A: As discussed above, they can really develop and shape the forearms, develop a nice solid grip, and assist in both building muscle and reducing fat. All these things lead to nice shapely arms for all genders! HURRAH! Sometimes women get concerned that kettlebells might make their arms “too big” in that case it’s important to see what’s going on with body composition – are the newly activated arm muscles really getting that “big” or are they simply appearing that way due to a layer of extra body fat. The truth of the matter is, it’s usually a body fat issue. HOWEVER… that’s not always the case. Defined muscles on women is still (surprisingly) kind of shocking to some people (women included) outside of the fitness industry. What I think of as “normal and healthy looking” isn’t the same as what is seen on TV, movies, and those dreaded “women’s magazines”. So many times the female arms displayed in mainstream media have hardly any muscle at all — and if that’s the goal, kettlebells may work against you.
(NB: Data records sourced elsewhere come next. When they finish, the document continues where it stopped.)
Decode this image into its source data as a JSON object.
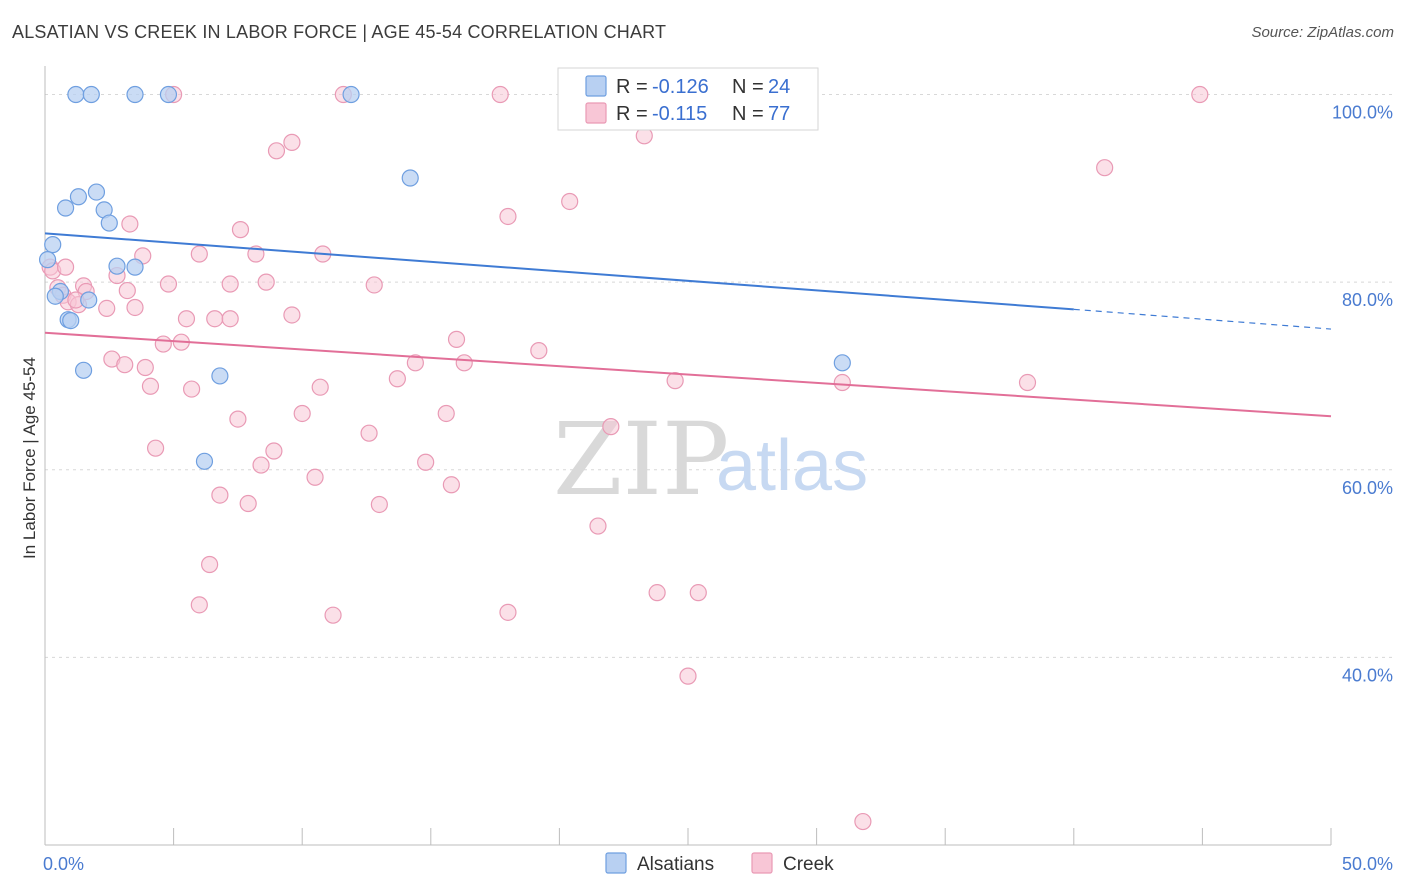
{
  "title": "ALSATIAN VS CREEK IN LABOR FORCE | AGE 45-54 CORRELATION CHART",
  "source": "Source: ZipAtlas.com",
  "colors": {
    "alsatian_fill": "#b8d0f2",
    "alsatian_stroke": "#6f9fe0",
    "alsatian_line": "#3f7bd4",
    "creek_fill": "#f8c6d6",
    "creek_stroke": "#e99ab5",
    "creek_line": "#e26f98",
    "grid": "#d8d8d8",
    "tick_label": "#4a7bd0"
  },
  "legend": {
    "rows": [
      {
        "r_label": "R = ",
        "r_value": "-0.126",
        "n_label": "N = ",
        "n_value": "24"
      },
      {
        "r_label": "R = ",
        "r_value": "-0.115",
        "n_label": "N = ",
        "n_value": "77"
      }
    ]
  },
  "watermark": {
    "zip": "ZIP",
    "atlas": "atlas"
  },
  "chart_data": {
    "type": "scatter",
    "title": "ALSATIAN VS CREEK IN LABOR FORCE | AGE 45-54 CORRELATION CHART",
    "xlabel": "",
    "ylabel": "In Labor Force | Age 45-54",
    "xlim": [
      0,
      50
    ],
    "ylim": [
      20,
      104
    ],
    "x_tick_labels": [
      {
        "value": 0,
        "label": "0.0%"
      },
      {
        "value": 50,
        "label": "50.0%"
      }
    ],
    "y_tick_labels": [
      {
        "value": 100,
        "label": "100.0%"
      },
      {
        "value": 80,
        "label": "80.0%"
      },
      {
        "value": 60,
        "label": "60.0%"
      },
      {
        "value": 40,
        "label": "40.0%"
      }
    ],
    "series": [
      {
        "name": "Alsatians",
        "r": -0.126,
        "n": 24,
        "trend": {
          "x0": 0,
          "y0": 85.2,
          "x1": 40,
          "y1": 77.1,
          "dash_to_x": 50,
          "dash_to_y": 75.0
        },
        "points": [
          [
            1.2,
            100
          ],
          [
            1.8,
            100
          ],
          [
            3.5,
            100
          ],
          [
            4.8,
            100
          ],
          [
            11.9,
            100
          ],
          [
            14.2,
            91.1
          ],
          [
            2.0,
            89.6
          ],
          [
            1.3,
            89.1
          ],
          [
            0.8,
            87.9
          ],
          [
            2.3,
            87.7
          ],
          [
            2.5,
            86.3
          ],
          [
            0.3,
            84.0
          ],
          [
            0.1,
            82.4
          ],
          [
            2.8,
            81.7
          ],
          [
            3.5,
            81.6
          ],
          [
            0.6,
            79.0
          ],
          [
            0.4,
            78.5
          ],
          [
            1.7,
            78.1
          ],
          [
            0.9,
            76.0
          ],
          [
            1.0,
            75.9
          ],
          [
            1.5,
            70.6
          ],
          [
            6.8,
            70.0
          ],
          [
            31.0,
            71.4
          ],
          [
            6.2,
            60.9
          ]
        ]
      },
      {
        "name": "Creek",
        "r": -0.115,
        "n": 77,
        "trend": {
          "x0": 0,
          "y0": 74.6,
          "x1": 50,
          "y1": 65.7
        },
        "points": [
          [
            5.0,
            100
          ],
          [
            11.6,
            100
          ],
          [
            17.7,
            100
          ],
          [
            44.9,
            100
          ],
          [
            9.6,
            94.9
          ],
          [
            9.0,
            94.0
          ],
          [
            23.3,
            95.6
          ],
          [
            41.2,
            92.2
          ],
          [
            20.4,
            88.6
          ],
          [
            18.0,
            87.0
          ],
          [
            3.3,
            86.2
          ],
          [
            7.6,
            85.6
          ],
          [
            6.0,
            83.0
          ],
          [
            8.2,
            83.0
          ],
          [
            10.8,
            83.0
          ],
          [
            3.8,
            82.8
          ],
          [
            0.2,
            81.6
          ],
          [
            2.8,
            80.7
          ],
          [
            8.6,
            80.0
          ],
          [
            4.8,
            79.8
          ],
          [
            7.2,
            79.8
          ],
          [
            12.8,
            79.7
          ],
          [
            1.5,
            79.6
          ],
          [
            0.5,
            79.4
          ],
          [
            3.2,
            79.1
          ],
          [
            1.6,
            79.0
          ],
          [
            0.7,
            78.6
          ],
          [
            0.9,
            77.9
          ],
          [
            1.3,
            77.6
          ],
          [
            3.5,
            77.3
          ],
          [
            2.4,
            77.2
          ],
          [
            9.6,
            76.5
          ],
          [
            5.5,
            76.1
          ],
          [
            6.6,
            76.1
          ],
          [
            7.2,
            76.1
          ],
          [
            16.0,
            73.9
          ],
          [
            5.3,
            73.6
          ],
          [
            4.6,
            73.4
          ],
          [
            19.2,
            72.7
          ],
          [
            2.6,
            71.8
          ],
          [
            14.4,
            71.4
          ],
          [
            16.3,
            71.4
          ],
          [
            3.1,
            71.2
          ],
          [
            3.9,
            70.9
          ],
          [
            13.7,
            69.7
          ],
          [
            24.5,
            69.5
          ],
          [
            31.0,
            69.3
          ],
          [
            38.2,
            69.3
          ],
          [
            4.1,
            68.9
          ],
          [
            10.7,
            68.8
          ],
          [
            5.7,
            68.6
          ],
          [
            10.0,
            66.0
          ],
          [
            15.6,
            66.0
          ],
          [
            7.5,
            65.4
          ],
          [
            22.0,
            64.6
          ],
          [
            12.6,
            63.9
          ],
          [
            4.3,
            62.3
          ],
          [
            8.9,
            62.0
          ],
          [
            14.8,
            60.8
          ],
          [
            8.4,
            60.5
          ],
          [
            10.5,
            59.2
          ],
          [
            15.8,
            58.4
          ],
          [
            6.8,
            57.3
          ],
          [
            7.9,
            56.4
          ],
          [
            13.0,
            56.3
          ],
          [
            21.5,
            54.0
          ],
          [
            6.4,
            49.9
          ],
          [
            23.8,
            46.9
          ],
          [
            25.4,
            46.9
          ],
          [
            6.0,
            45.6
          ],
          [
            18.0,
            44.8
          ],
          [
            11.2,
            44.5
          ],
          [
            25.0,
            38.0
          ],
          [
            31.8,
            22.5
          ],
          [
            0.3,
            81.2
          ],
          [
            0.8,
            81.6
          ],
          [
            1.2,
            78.1
          ]
        ]
      }
    ]
  },
  "bottom_legend": [
    {
      "label": "Alsatians"
    },
    {
      "label": "Creek"
    }
  ]
}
I would encourage you however to closely examine those ideals and consider how good muscle tone and a little development can help us stay young looking for longer and longer. Besides – all extra muscle burns more fat and helps us maintain the beautiful, healthy, strong and active bodies that allow for fun and adventurous lives!
*Extensor work–you know those big rubber bands you get on all the fresh organic broccoli I know you’re buying? Those are GREAT to counteract some of that grip work. Just place the rubber band around your thumb and fingertips then gently stretch the band using only those fingers. The other thing you can do is to perform careful fingertip push ups (from the feet or from the knees, or even just holding that top position from feet or knees). Be gentle with those little muscles and tendons of the hands while working to keep them in balance. Trust me it’s worth it!!